In our study population group 38.2% were smokers, 55.29% had diabetes mellitus, 75.1% had hypertension, and 64.5% had hyperlipidemia. Among these risk factors only older age, hypertension and hyperlipidemia were significant clinical predictors for recurrence of strokes. The most relevant predictors of stroke recurrence identified in epidemiological trials include advancing age, arterial hypertension, atrial fibrillation, diabetes mellitus, hyperlipidemia [3,4]. A previous study suggested that clinical risk factors as hypertension, diabetes mellitushyperlipidemia, ischemic heart disease, atrial fibrillation, smoking and carotid stenosis were contributing factors for stroke disease [23]. However, the minor differences in the prevalence of stroke risk factors in different communities are probably due to differences in culture, disease patterns, living habits and distribution of various ethnic groups. The clinical factors that were independently associated with stroke in the analysis of patients in a prospective study of patients from three clinical trials with full echocardiographic evaluations were increasing age, previous TIA or stroke, history of diabetes, or history of heart failure [20]. In agreement with our study, other studies have shown that all the above risk factors are more prevalent among male subjects [24-26]. Similar to our study, older studies showed that stroke prevalence rises with older age group [27]. With advancing age, the effect of increasingly high frequency of contributing factors such as hypertension, diabetes and hyperlipidemia might be a reason for the increased prevalence of stroke [24,28].

In our study hypertension was the first common risk factor as was present in 75.1% of our patients. Valery et al from Russia found 84.8% of their patients had hypertension [29]. Ong and Raymond from Singapore found 71.5% of their patients had hypertension [30]. In our study hyperlipidemia was the second most common risk factor, as was present in 64.5% of our patients with significant higher prevalence in recurrent stroke group, and this was higher than that reported in other studies [23]. In our study diabetes was the third most common risk factor as was present in 55.2% of all patient with significant higher prevalence in recurrent stroke group, this was also higher than reported in other industrialized countries where varied from 7% to 41%, in addition, researchers believed that diabetic patients are at an increased risk for hypertension and stroke [30,31].

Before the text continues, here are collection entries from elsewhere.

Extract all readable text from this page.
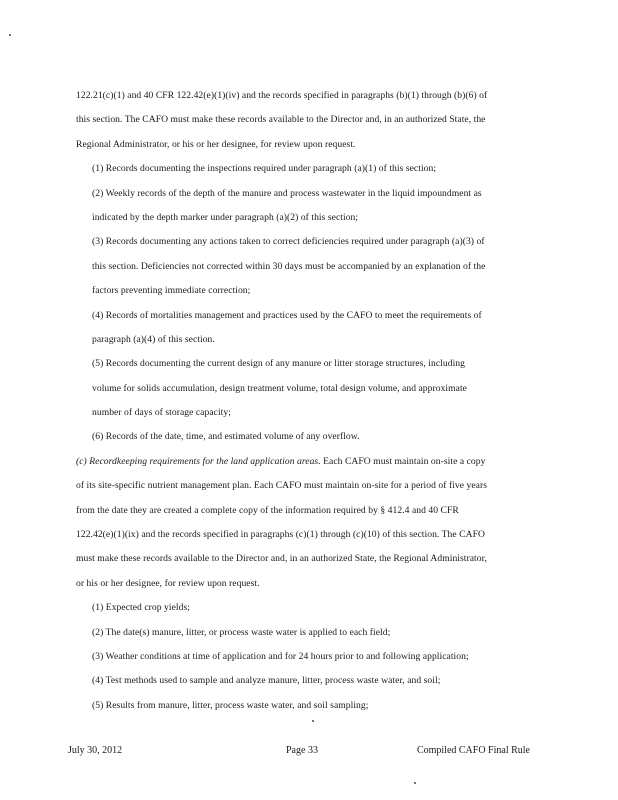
122.21(c)(1) and 40 CFR 122.42(e)(1)(iv) and the records specified in paragraphs (b)(1) through (b)(6) of
this section. The CAFO must make these records available to the Director and, in an authorized State, the
Regional Administrator, or his or her designee, for review upon request.
(1) Records documenting the inspections required under paragraph (a)(1) of this section;
(2) Weekly records of the depth of the manure and process wastewater in the liquid impoundment as
indicated by the depth marker under paragraph (a)(2) of this section;
(3) Records documenting any actions taken to correct deficiencies required under paragraph (a)(3) of
this section. Deficiencies not corrected within 30 days must be accompanied by an explanation of the
factors preventing immediate correction;
(4) Records of mortalities management and practices used by the CAFO to meet the requirements of
paragraph (a)(4) of this section.
(5) Records documenting the current design of any manure or litter storage structures, including
volume for solids accumulation, design treatment volume, total design volume, and approximate
number of days of storage capacity;
(6) Records of the date, time, and estimated volume of any overflow.
(c) Recordkeeping requirements for the land application areas. Each CAFO must maintain on-site a copy
of its site-specific nutrient management plan. Each CAFO must maintain on-site for a period of five years
from the date they are created a complete copy of the information required by § 412.4 and 40 CFR
122.42(e)(1)(ix) and the records specified in paragraphs (c)(1) through (c)(10) of this section. The CAFO
must make these records available to the Director and, in an authorized State, the Regional Administrator,
or his or her designee, for review upon request.
(1) Expected crop yields;
(2) The date(s) manure, litter, or process waste water is applied to each field;
(3) Weather conditions at time of application and for 24 hours prior to and following application;
(4) Test methods used to sample and analyze manure, litter, process waste water, and soil;
(5) Results from manure, litter, process waste water, and soil sampling;
July 30, 2012	Page 33	Compiled CAFO Final Rule
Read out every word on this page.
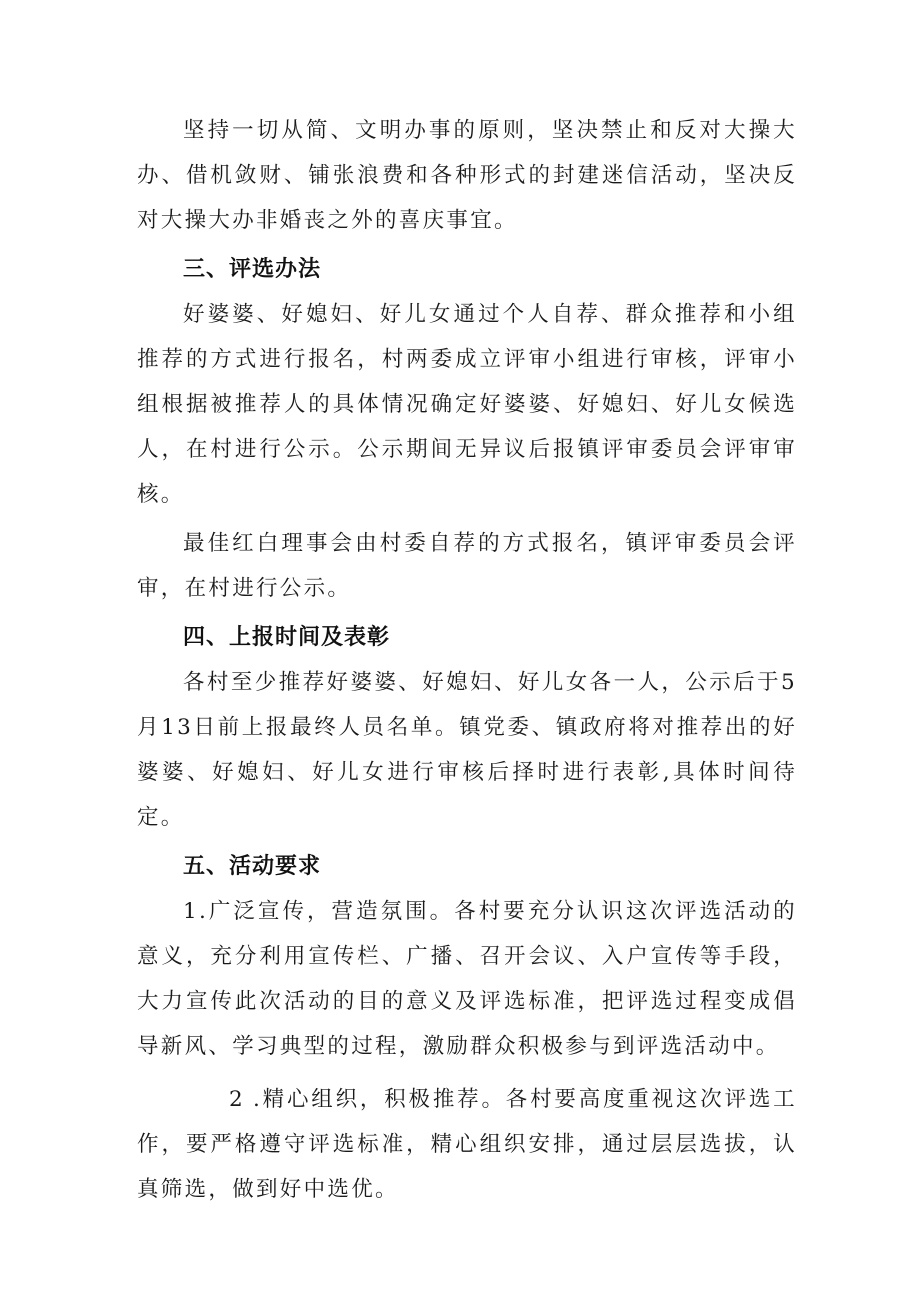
坚持一切从简、文明办事的原则，坚决禁止和反对大操大办、借机敛财、铺张浪费和各种形式的封建迷信活动，坚决反对大操大办非婚丧之外的喜庆事宜。

三、评选办法

好婆婆、好媳妇、好儿女通过个人自荐、群众推荐和小组推荐的方式进行报名，村两委成立评审小组进行审核，评审小组根据被推荐人的具体情况确定好婆婆、好媳妇、好儿女候选人，在村进行公示。公示期间无异议后报镇评审委员会评审审核。

最佳红白理事会由村委自荐的方式报名，镇评审委员会评审，在村进行公示。

四、上报时间及表彰

各村至少推荐好婆婆、好媳妇、好儿女各一人，公示后于5月13日前上报最终人员名单。镇党委、镇政府将对推荐出的好婆婆、好媳妇、好儿女进行审核后择时进行表彰,具体时间待定。

五、活动要求

1.广泛宣传，营造氛围。各村要充分认识这次评选活动的意义，充分利用宣传栏、广播、召开会议、入户宣传等手段，大力宣传此次活动的目的意义及评选标准，把评选过程变成倡导新风、学习典型的过程，激励群众积极参与到评选活动中。

2 .精心组织，积极推荐。各村要高度重视这次评选工作，要严格遵守评选标准，精心组织安排，通过层层选拔，认真筛选，做到好中选优。
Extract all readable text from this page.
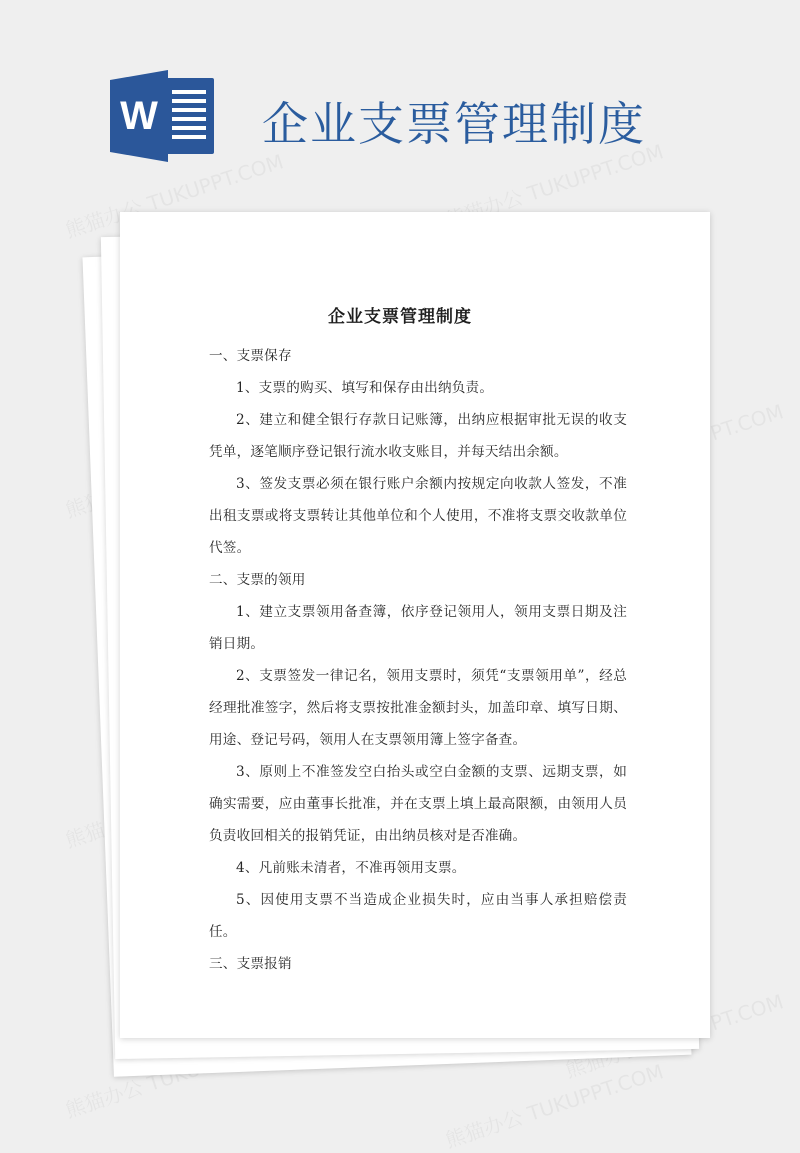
W 企业支票管理制度
企业支票管理制度

一、支票保存

1、支票的购买、填写和保存由出纳负责。

2、建立和健全银行存款日记账簿，出纳应根据审批无误的收支凭单，逐笔顺序登记银行流水收支账目，并每天结出余额。

3、签发支票必须在银行账户余额内按规定向收款人签发，不准出租支票或将支票转让其他单位和个人使用，不准将支票交收款单位代签。

二、支票的领用

1、建立支票领用备查簿，依序登记领用人，领用支票日期及注销日期。

2、支票签发一律记名，领用支票时，须凭“支票领用单”，经总经理批准签字，然后将支票按批准金额封头，加盖印章、填写日期、用途、登记号码，领用人在支票领用簿上签字备查。

3、原则上不准签发空白抬头或空白金额的支票、远期支票，如确实需要，应由董事长批准，并在支票上填上最高限额，由领用人员负责收回相关的报销凭证，由出纳员核对是否准确。

4、凡前账未清者，不准再领用支票。

5、因使用支票不当造成企业损失时，应由当事人承担赔偿责任。

三、支票报销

In our study 38.2% were smoker and was higher in first stroke group who are younger than in recurrent stroke group which may furthermore contribute to uncommon etiologies in younger patients. The mechanisms by which cigarette smoking is thought to increase the likelihood of ischemic stroke include increased fibrinogen levels, platelet adhesiveness and reduced cerebral blood flow due mainly to atheroma formation associated with smoking and higher blood viscosity in chronic smokers [32,33]. The main limitation of this study was the relatively small number of patients examined and TTE findings were not corrected for body surface area which was difficult to assess due to difficult mobility in stroke patients with residual neurological deficits and disabilities.

6. CONCLUSION

Transthoracic echocardiography is a valid diagnostic modality for stroke workup and should be considered as an essential test in all ischemic stroke patients. In patients with recurrent ischemic strokes who have sinus rhythm, among TTE abnormalities only LVH was a significant predictor for recurrence of ischemic strokes. Patients with recurrent ischemic strokes tended to be older with more clinical risk factors, among which aging, hypertension and hyperlipidemia were predictors for recurrent ischemic strokes. Those patients need more aggressive lipid lowering therapy and optimal control of blood pressure. Further studies with a larger sample size are needed to provide more supporting results to our study.

NOTES

Conflicts of Interest

The authors declare no conflicts of interest.